Zelensky says Ukraine won’t allow Russia to ‘appropriate’ WWII victory over Nazism
Ukrainian president, who has come under fire from Israel for comparing Russian invasion to Holocaust, says, ‘We will drive the occupiers from our land’

President Volodymyr Zelensky said Monday that Ukraine would not allow Russia to coopt the Allies’ victory in World War II, speaking on the anniversary of the Soviet Union’s defeat of Nazi Germany.
“Today we celebrate Victory Day over Nazism. We are proud of our ancestors who together with other nations in the anti-Hitler coalition defeated Nazism. And we will not allow anyone to annex this victory. We will not allow it to be appropriated,” the Ukrainian leader said.
Zelensky listed several Ukrainian towns and cities currently under control of invading Russian forces, saying that Ukrainians during World War II had ousted Nazi Germany’s forces from these regions.
“The names of these cities inspire us today. They give us faith that we will drive the occupiers from our land,” Zelensky said in the video address, citing Mariupol, Kherson, and the Crimean peninsula.
“We won then. We will win now,” the Ukrainian president added.
Ukraine was invaded by Russia in late February and Moscow claimed its operation was in part to “de-Nazify” the country, despite the fact that it is a country led by a Jewish president.

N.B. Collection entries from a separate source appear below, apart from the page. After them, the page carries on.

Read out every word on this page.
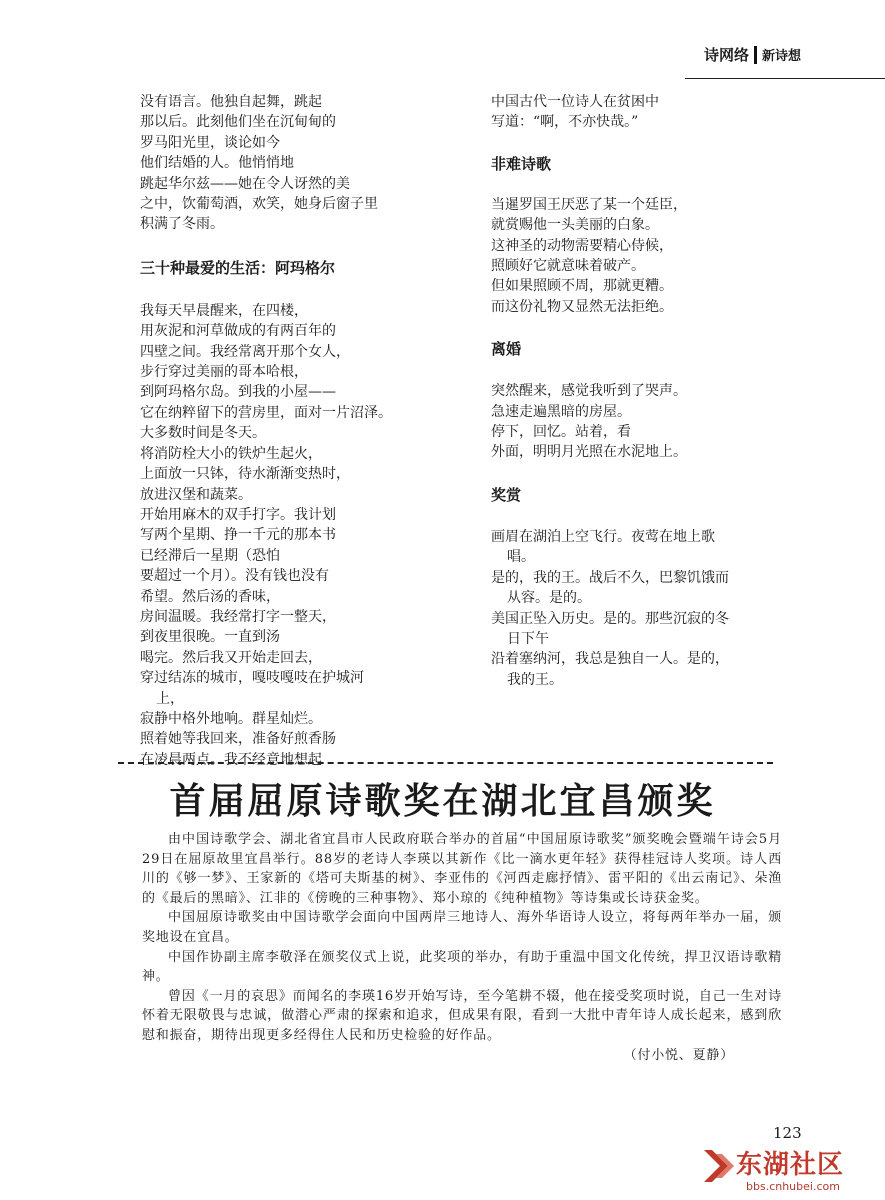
诗网络 新诗想
没有语言。他独自起舞，跳起
那以后。此刻他们坐在沉甸甸的
罗马阳光里，谈论如今
他们结婚的人。他悄悄地
跳起华尔兹——她在令人讶然的美
之中，饮葡萄酒，欢笑，她身后窗子里
积满了冬雨。
三十种最爱的生活：阿玛格尔
我每天早晨醒来，在四楼，
用灰泥和河草做成的有两百年的
四壁之间。我经常离开那个女人，
步行穿过美丽的哥本哈根，
到阿玛格尔岛。到我的小屋——
它在纳粹留下的营房里，面对一片沼泽。
大多数时间是冬天。
将消防栓大小的铁炉生起火，
上面放一只钵，待水渐渐变热时，
放进汉堡和蔬菜。
开始用麻木的双手打字。我计划
写两个星期、挣一千元的那本书
已经滞后一星期（恐怕
要超过一个月）。没有钱也没有
希望。然后汤的香味，
房间温暖。我经常打字一整天，
到夜里很晚。一直到汤
喝完。然后我又开始走回去，
穿过结冻的城市，嘎吱嘎吱在护城河
上，
寂静中格外地响。群星灿烂。
照着她等我回来，准备好煎香肠
在凌晨两点。我不经意地想起
中国古代一位诗人在贫困中
写道：“啊，不亦快哉。”
非难诗歌
当暹罗国王厌恶了某一个廷臣，
就赏赐他一头美丽的白象。
这神圣的动物需要精心侍候，
照顾好它就意味着破产。
但如果照顾不周，那就更糟。
而这份礼物又显然无法拒绝。
离婚
突然醒来，感觉我听到了哭声。
急速走遍黑暗的房屋。
停下，回忆。站着，看
外面，明明月光照在水泥地上。
奖赏
画眉在湖泊上空飞行。夜莺在地上歌
唱。
是的，我的王。战后不久，巴黎饥饿而
从容。是的。
美国正坠入历史。是的。那些沉寂的冬
日下午
沿着塞纳河，我总是独自一人。是的，
我的王。
首届屈原诗歌奖在湖北宜昌颁奖

由中国诗歌学会、湖北省宜昌市人民政府联合举办的首届“中国屈原诗歌奖”颁奖晚会暨端午诗会5月29日在屈原故里宜昌举行。88岁的老诗人李瑛以其新作《比一滴水更年轻》获得桂冠诗人奖项。诗人西川的《够一梦》、王家新的《塔可夫斯基的树》、李亚伟的《河西走廊抒情》、雷平阳的《出云南记》、朵渔的《最后的黑暗》、江非的《傍晚的三种事物》、郑小琼的《纯种植物》等诗集或长诗获金奖。

中国屈原诗歌奖由中国诗歌学会面向中国两岸三地诗人、海外华语诗人设立，将每两年举办一届，颁奖地设在宜昌。

中国作协副主席李敬泽在颁奖仪式上说，此奖项的举办，有助于重温中国文化传统，捍卫汉语诗歌精神。

曾因《一月的哀思》而闻名的李瑛16岁开始写诗，至今笔耕不辍，他在接受奖项时说，自己一生对诗怀着无限敬畏与忠诚，做潜心严肃的探索和追求，但成果有限，看到一大批中青年诗人成长起来，感到欣慰和振奋，期待出现更多经得住人民和历史检验的好作品。

（付小悦、夏静）
123
东湖社区
bbs.cnhubei.com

Both Ukraine and Russia have likened actions by the other side’s army to those of Nazi Germany, whose defeat by the Soviet Union in 1945 is celebrated in ex-Soviet countries on May 9.
On Monday, Russian President Vladimir Putin gave a speech in which he linked his country’s invasion of Ukraine to the World War II defeat of Nazism.

“You are fighting for the motherland, so that no one will forget the lessons of World War II and there will be no place in the world for hangmen, executioners and the Nazis,” he told troops at the annual parade marking victory over Nazi Germany.
Zelensky has come under fire in Israel for comparisons between his country’s struggle and the Holocaust.
On Sunday, he released a video to mark Ukraine’s Day of Remembrance and Reconciliation in which he highlighted what he said is the modern irrelevance of the slogan “Never again.”